In one memorable sequence from the film, the main hero Robert and his colleague Elton are stuck in a long traffic jam. Robert is bored from waiting, so he gets out of the car and climbs up a truck carrying a piano. He sits and starts playing it, creating harmony with music in a chaotic scene full of loud car horns. It's a great moment, not only because it shows how poetry can be created out of small interventions of unusual touches, but also because of the following event: the truck starts driving and rides away in a different direction than Robert was intending, and yet he doesn't care. That little event alone stands as the defining moment of the film, because it wraps up the theme in a nutshell: Robert is an outsider nobody can understand, not even he himself. He is annoyed by everyone and everything in his life: he is with Rayette but can't stand her; he is friends with Elton but is increasingly annoyed by him; he estranged himself from his family years ago and works a hard physical labour even though he is a talented piano prodigy. He is lost as to what he himself wants in life.

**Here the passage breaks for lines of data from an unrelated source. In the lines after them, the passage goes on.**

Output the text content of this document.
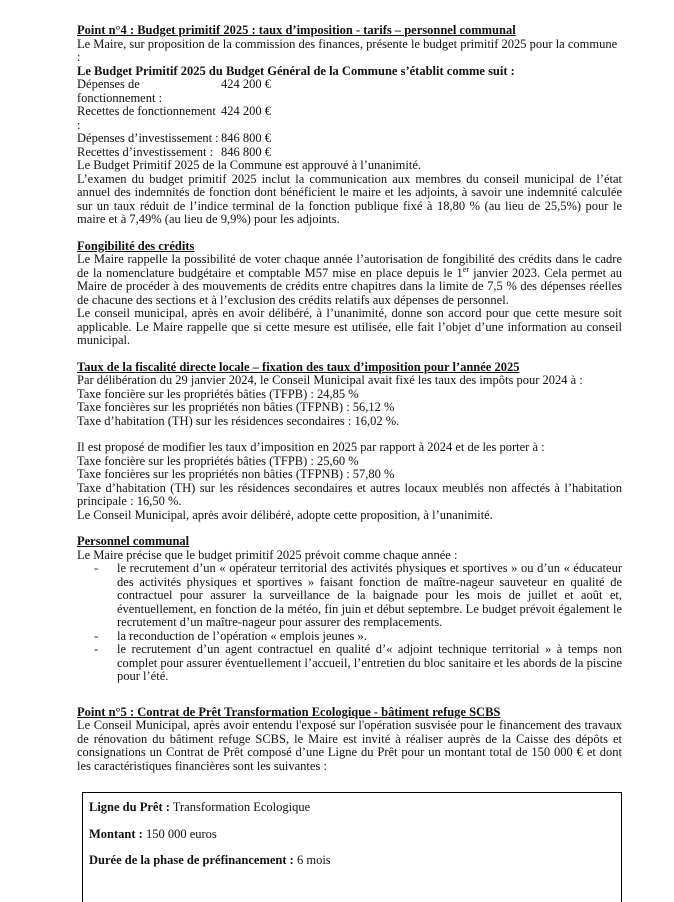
Point n°4 : Budget primitif 2025 : taux d’imposition - tarifs – personnel communal

Le Maire, sur proposition de la commission des finances, présente le budget primitif 2025 pour la commune :

Le Budget Primitif 2025 du Budget Général de la Commune s’établit comme suit :

Dépenses de fonctionnement :	424 200 €
Recettes de fonctionnement :	424 200 €
Dépenses d’investissement :	846 800 €
Recettes d’investissement :	846 800 €

Le Budget Primitif 2025 de la Commune est approuvé à l’unanimité.

L’examen du budget primitif 2025 inclut la communication aux membres du conseil municipal de l’état annuel des indemnités de fonction dont bénéficient le maire et les adjoints, à savoir une indemnité calculée sur un taux réduit de l’indice terminal de la fonction publique fixé à 18,80 % (au lieu de 25,5%) pour le maire et à 7,49% (au lieu de 9,9%) pour les adjoints.

Fongibilité des crédits

Le Maire rappelle la possibilité de voter chaque année l’autorisation de fongibilité des crédits dans le cadre de la nomenclature budgétaire et comptable M57 mise en place depuis le 1er janvier 2023. Cela permet au Maire de procéder à des mouvements de crédits entre chapitres dans la limite de 7,5 % des dépenses réelles de chacune des sections et à l’exclusion des crédits relatifs aux dépenses de personnel.

Le conseil municipal, après en avoir délibéré, à l’unanimité, donne son accord pour que cette mesure soit applicable. Le Maire rappelle que si cette mesure est utilisée, elle fait l’objet d’une information au conseil municipal.

Taux de la fiscalité directe locale – fixation des taux d’imposition pour l’année 2025

Par délibération du 29 janvier 2024, le Conseil Municipal avait fixé les taux des impôts pour 2024 à :

Taxe foncière sur les propriétés bâties (TFPB) : 24,85 %

Taxe foncières sur les propriétés non bâties (TFPNB) : 56,12 %

Taxe d’habitation (TH) sur les résidences secondaires : 16,02 %.

Il est proposé de modifier les taux d’imposition en 2025 par rapport à 2024 et de les porter à :

Taxe foncière sur les propriétés bâties (TFPB) : 25,60 %

Taxe foncières sur les propriétés non bâties (TFPNB) : 57,80 %

Taxe d’habitation (TH) sur les résidences secondaires et autres locaux meublés non affectés à l’habitation principale : 16,50 %.

Le Conseil Municipal, après avoir délibéré, adopte cette proposition, à l’unanimité.

Personnel communal

Le Maire précise que le budget primitif 2025 prévoit comme chaque année :

- le recrutement d’un « opérateur territorial des activités physiques et sportives » ou d’un « éducateur des activités physiques et sportives » faisant fonction de maître-nageur sauveteur en qualité de contractuel pour assurer la surveillance de la baignade pour les mois de juillet et août et, éventuellement, en fonction de la météo, fin juin et début septembre. Le budget prévoit également le recrutement d’un maître-nageur pour assurer des remplacements.
- la reconduction de l’opération « emplois jeunes ».
- le recrutement d’un agent contractuel en qualité d’« adjoint technique territorial » à temps non complet pour assurer éventuellement l’accueil, l’entretien du bloc sanitaire et les abords de la piscine pour l’été.

Point n°5 : Contrat de Prêt Transformation Ecologique - bâtiment refuge SCBS

Le Conseil Municipal, après avoir entendu l'exposé sur l'opération susvisée pour le financement des travaux de rénovation du bâtiment refuge SCBS, le Maire est invité à réaliser auprès de la Caisse des dépôts et consignations un Contrat de Prêt composé d’une Ligne du Prêt pour un montant total de 150 000 € et dont les caractéristiques financières sont les suivantes :

Ligne du Prêt : Transformation Ecologique

Montant : 150 000 euros

Durée de la phase de préfinancement : 6 mois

When the truck drives away with him in different direction, he really doesn't care anyway because he would have loved it if he would just get away from everything and start something new to finally find somewhere where he belongs.
It's a touching, raw and nervous story about an alienated man in search for a place in this world. Catherine, his "one night stand", says something to him that speaks volumes: "If a person has no love for himself, no respect for himself, no love of his friends, family, work, something - how can he ask for love in return? I mean, why should he ask for it?". "Five Easy Pieces" are a flawed film: its structure is deliberately without a head or a tale, shaky, chopped up and chaotic, pending between a road movie and an art-family drama, whereas the title pretty much doesn't have that much to do with the film at all: maybe it refers to 5 classical piano pieces played during the course of the film or maybe it just refers to 5 pieces of Robert's sandwich. But maybe just because of such disjointed and wild nature of the film, both in expression and meaning, does it seem interesting even today, mirroring the nature of the cinema of the '70s. Karen Black won a Golden Globe as best supporting actress, while Jack Nicholson's role is really excellent. So, why was Nicholson's performance rewarded with an Oscar nod, while, lets say, equally excellent Kinski's performance in "Aguirre", Murray's in "Groundhog Day" or 'Bata' Stojković's in "Balkan Spy" were not? Maybe just because the Oscars are selectively acknowledging unusual talent.